This project analyzes a large used car dataset from Kaggle to identify the key factors influencing vehicle prices. Using a 426K-record subset for scalable modeling, regression and machine learning methods are applied to deliver data-driven pricing insights for a used car dealership.
The dataset used in this project was provided as part of a University of California, Berkeley Machine Learning course. The data represents a curated subset derived from a publicly available Kaggle used cars dataset and is intended for educational and non-commercial use.
Original data source:
- Kaggle Used Cars Dataset (derived subset)
- Used in accordance with course and dataset licensing terms
Notebook found here ==> Jupyter Notebook File
Modeling Report can be found => Used Cars Report Markdown File
Post data wrangling, approximately 350,000 were analyzed from used vehicle listings to identify the key factors that influence used car prices and to develop a scalable, data-driven pricing model suitable for dealership decision-making. The dataset contains a mix of numerical attributes (e.g., year, mileage, engine size) and high-cardinality categorical features (e.g., manufacturer, model, condition).

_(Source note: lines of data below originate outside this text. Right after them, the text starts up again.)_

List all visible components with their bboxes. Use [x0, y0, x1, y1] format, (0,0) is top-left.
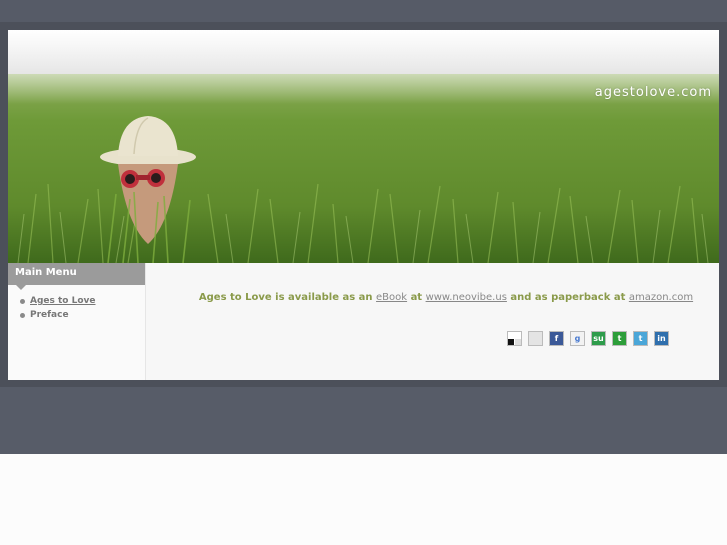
header-banner-image	[8, 74, 719, 263]
availability-text-part: Ages to Love is available as an	[198, 292, 373, 303]
main-menu: Ages to Love Preface	[8, 294, 145, 322]
technorati-icon[interactable]: t	[612, 331, 627, 346]
main-menu-header: Main Menu	[8, 263, 145, 290]
ebook-link[interactable]: eBook	[376, 292, 407, 303]
neovibe-link[interactable]: www.neovibe.us	[426, 292, 507, 303]
availability-text: Ages to Love is available as an eBook at…	[146, 292, 719, 303]
header-strip	[8, 30, 719, 74]
menu-item-label[interactable]: Ages to Love	[30, 294, 96, 308]
main-content: Ages to Love is available as an eBook at…	[146, 263, 719, 380]
bullet-icon	[20, 312, 25, 318]
social-share-bar: f g su t t in	[507, 331, 675, 346]
google-icon[interactable]: g	[570, 331, 585, 346]
menu-item-preface[interactable]: Preface	[20, 308, 145, 322]
main-menu-header-label: Main Menu	[15, 267, 77, 278]
delicious-icon[interactable]	[507, 331, 522, 346]
twitter-icon[interactable]: t	[633, 331, 648, 346]
bottom-band	[0, 387, 727, 454]
amazon-link[interactable]: amazon.com	[629, 292, 693, 303]
facebook-icon[interactable]: f	[549, 331, 564, 346]
availability-text-part: and as paperback at	[510, 292, 626, 303]
digg-icon[interactable]	[528, 331, 543, 346]
top-band	[0, 0, 727, 22]
menu-header-arrow-icon	[16, 285, 26, 290]
bullet-icon	[20, 298, 25, 304]
page-container: agestolove.com Main Menu Ages to Love Pr…	[8, 30, 719, 380]
sidebar: Main Menu Ages to Love Preface	[8, 263, 146, 380]
stumbleupon-icon[interactable]: su	[591, 331, 606, 346]
menu-item-ages-to-love[interactable]: Ages to Love	[20, 294, 145, 308]
availability-text-part: at	[410, 292, 423, 303]
site-title: agestolove.com	[594, 85, 712, 100]
linkedin-icon[interactable]: in	[654, 331, 669, 346]
menu-item-label[interactable]: Preface	[30, 308, 69, 322]
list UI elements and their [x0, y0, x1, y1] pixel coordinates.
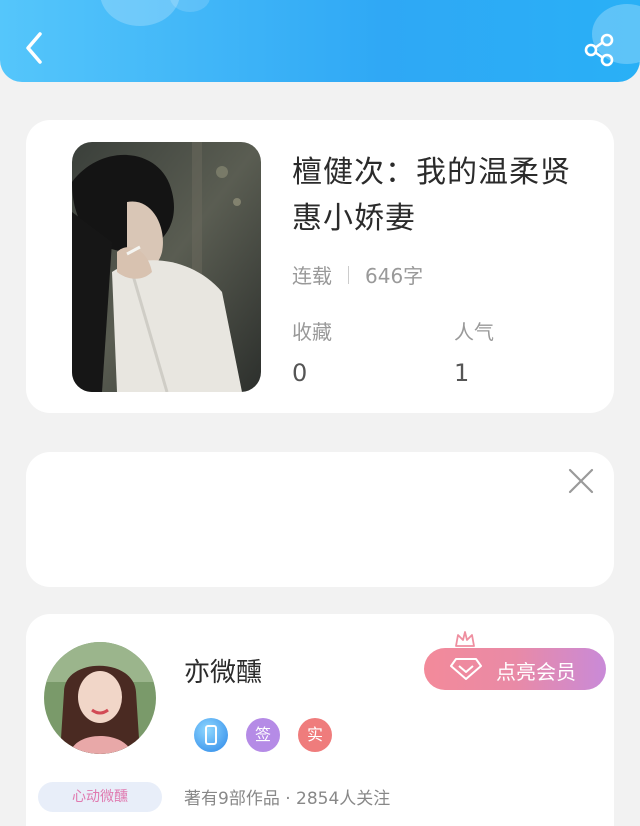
phone-verified-badge[interactable]: [194, 718, 228, 752]
real-name-badge[interactable]: 实: [298, 718, 332, 752]
author-tag: 心动微醺: [38, 782, 162, 812]
stat-favorites-label: 收藏: [292, 320, 332, 344]
book-info-card: 檀健次：我的温柔贤惠小娇妻 连载 646字 收藏 0 人气 1: [26, 120, 614, 413]
decor-bubble: [170, 0, 210, 12]
book-word-count: 646字: [365, 264, 424, 288]
book-cover-image[interactable]: [72, 142, 261, 392]
stat-favorites-value: 0: [292, 359, 308, 387]
meta-divider: [348, 265, 349, 284]
activate-vip-button[interactable]: 点亮会员: [424, 648, 606, 690]
book-status: 连载: [292, 264, 332, 288]
signed-author-badge[interactable]: 签: [246, 718, 280, 752]
author-card: 亦微醺 点亮会员 签 实 心动微醺 著有9部作品 · 2854人关注: [26, 614, 614, 826]
author-summary: 著有9部作品 · 2854人关注: [184, 789, 391, 809]
stat-popularity-value: 1: [454, 359, 470, 387]
decor-bubble: [100, 0, 180, 26]
book-meta: 连载 646字: [292, 260, 423, 289]
phone-icon: [205, 725, 217, 745]
share-button[interactable]: [582, 32, 618, 68]
author-name[interactable]: 亦微醺: [184, 652, 262, 689]
book-title: 檀健次：我的温柔贤惠小娇妻: [292, 155, 571, 236]
chevron-left-icon: [26, 32, 42, 64]
close-icon: [568, 468, 594, 494]
dismissable-card: [26, 452, 614, 587]
back-button[interactable]: [18, 30, 54, 66]
cover-illustration: [72, 142, 261, 392]
avatar-illustration: [44, 642, 156, 754]
share-icon: [584, 33, 614, 67]
crown-icon: [455, 631, 475, 650]
author-avatar[interactable]: [44, 642, 156, 754]
stat-popularity-label: 人气: [454, 320, 494, 344]
stat-popularity: 人气 1: [454, 316, 494, 387]
close-button[interactable]: [568, 468, 594, 494]
vip-button-label: 点亮会员: [496, 660, 576, 684]
top-header: [0, 0, 640, 82]
stat-favorites: 收藏 0: [292, 316, 332, 387]
diamond-icon: [450, 658, 482, 680]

Because vehicle prices are heavily right-skewed, prices were modeled using a log(price) transformation to stabilize variance and improve model conditioning. All models were evaluated using 5-fold cross-validation to ensure robust generalization.
A progressive modeling approach was used: 1. Baseline linear regression (log-price) 2. Regularized linear models (Lasso, Ridge, ElasticNet) 3. A nonlinear comparison model (K-Nearest Neighbors) 4. Model selection based on predictive accuracy, interpretability, and scalability
Key Findings:
Price decreases are most strongly associated with:
- Poor vehicle condition (fair or worse)
- High mileage
- Older model years
- Non-clean titles
- Lower engine specifications
Price increases are driven by:
- Newer vehicles
- Diesel fuel type
- Strong brand reputation (e.g., Toyota, Porsche)

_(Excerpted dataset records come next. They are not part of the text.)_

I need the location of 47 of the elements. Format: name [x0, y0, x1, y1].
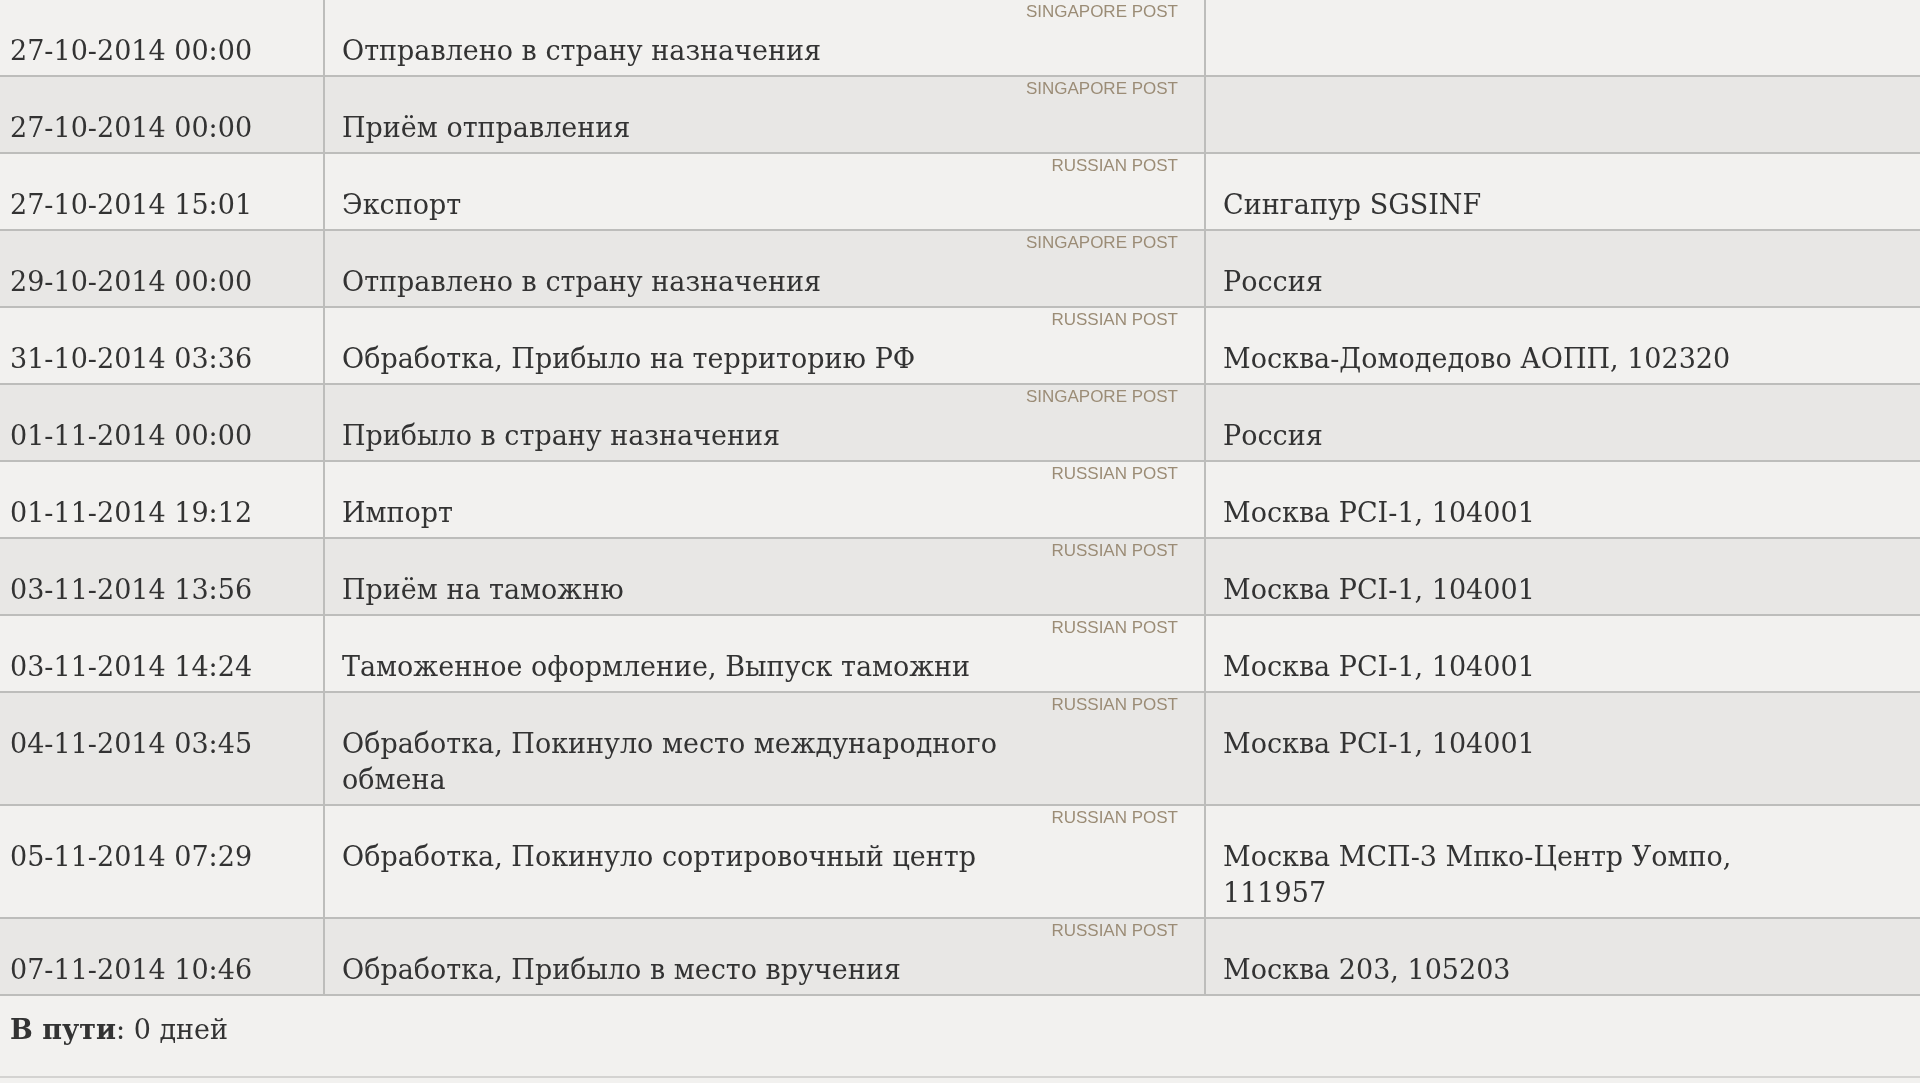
carrier-label: RUSSIAN POST: [1051, 618, 1178, 638]
event-date: 27-10-2014 00:00: [10, 112, 253, 143]
event-date: 05-11-2014 07:29: [10, 841, 253, 872]
event-status: Приём на таможню: [342, 573, 625, 607]
event-status: Прибыло в страну назначения: [342, 419, 781, 453]
carrier-label: SINGAPORE POST: [1025, 2, 1178, 22]
carrier-label: RUSSIAN POST: [1051, 464, 1178, 484]
event-location: Москва 203, 105203: [1223, 954, 1511, 985]
carrier-label: RUSSIAN POST: [1051, 808, 1178, 828]
transit-time: В пути: 0 дней: [10, 1014, 229, 1045]
event-location: Москва МСП-3 Мпко-Центр Уомпо, 111957: [1223, 841, 1732, 908]
event-location: Россия: [1223, 420, 1323, 451]
event-status: Таможенное оформление, Выпуск таможни: [342, 650, 972, 684]
event-status: Экспорт: [342, 188, 463, 222]
event-location: Москва PCI-1, 104001: [1223, 728, 1535, 759]
event-status: Импорт: [342, 496, 455, 530]
event-date: 01-11-2014 19:12: [10, 497, 253, 528]
event-location: Сингапур SGSINF: [1223, 189, 1482, 220]
carrier-label: RUSSIAN POST: [1051, 541, 1178, 561]
event-status: Приём отправления: [342, 111, 632, 145]
event-location: Москва-Домодедово АОПП, 102320: [1223, 343, 1731, 374]
event-date: 07-11-2014 10:46: [10, 954, 253, 985]
event-date: 01-11-2014 00:00: [10, 420, 253, 451]
event-date: 04-11-2014 03:45: [10, 728, 253, 759]
event-date: 03-11-2014 14:24: [10, 651, 253, 682]
carrier-label: RUSSIAN POST: [1051, 695, 1178, 715]
carrier-label: RUSSIAN POST: [1051, 156, 1178, 176]
event-location: Россия: [1223, 266, 1323, 297]
event-date: 27-10-2014 00:00: [10, 35, 253, 66]
carrier-label: SINGAPORE POST: [1025, 387, 1178, 407]
event-status: Отправлено в страну назначения: [342, 34, 823, 68]
carrier-label: RUSSIAN POST: [1051, 310, 1178, 330]
event-status: Обработка, Прибыло на территорию РФ: [342, 342, 917, 376]
event-status: Отправлено в страну назначения: [342, 265, 823, 299]
carrier-label: SINGAPORE POST: [1025, 233, 1178, 253]
event-date: 31-10-2014 03:36: [10, 343, 253, 374]
event-location: Москва PCI-1, 104001: [1223, 497, 1535, 528]
event-date: 27-10-2014 15:01: [10, 189, 253, 220]
event-date: 03-11-2014 13:56: [10, 574, 253, 605]
event-status: Обработка, Прибыло в место вручения: [342, 953, 902, 987]
event-location: Москва PCI-1, 104001: [1223, 574, 1535, 605]
event-location: Москва PCI-1, 104001: [1223, 651, 1535, 682]
event-status: Обработка, Покинуло место международного обмена: [342, 727, 998, 797]
carrier-label: RUSSIAN POST: [1051, 921, 1178, 941]
event-date: 29-10-2014 00:00: [10, 266, 253, 297]
carrier-label: SINGAPORE POST: [1025, 79, 1178, 99]
event-status: Обработка, Покинуло сортировочный центр: [342, 840, 977, 874]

- High-demand models (e.g., Wrangler, Corvette)
- Clean titles
- Higher engine capacity
Across all models, the most predictive feature combinations consistently included vehicle age, mileage, condition, brand, model, and mechanical attributes.
Performance Summary:
| Model | RMSE (log) | RMSE ($, multiplicative) |
|---|---|---|
| KNN | 0.449 | 0.567 |
| Ridge | 0.462 | 0.588 |
| ElasticNet | 0.488 | 0.629 |
| Lasso | 0.499 | 0.647 |
The KNN model achieved the lowest prediction error, indicating strong local similarity effects in vehicle pricing. However, KNN was computationally expensive, difficult to scale, and lacked interpretability.
Recommendations:
Ridge regression on log-transformed prices was selected as the final recommended model. While slightly less accurate than KNN, Ridge offers:
- Near-optimal predictive performance
- Excellent scalability to large datasets
- Robust handling of correlated categorical features
- Clear operational feasibility for dealership pricing systems
Conclusion:
Used vehicle prices are influenced by many correlated factors rather than a small sparse subset of features. Regularized linear models—particularly Ridge regression—provide the best balance between accuracy, interpretability, and deployability for real-world pricing applications.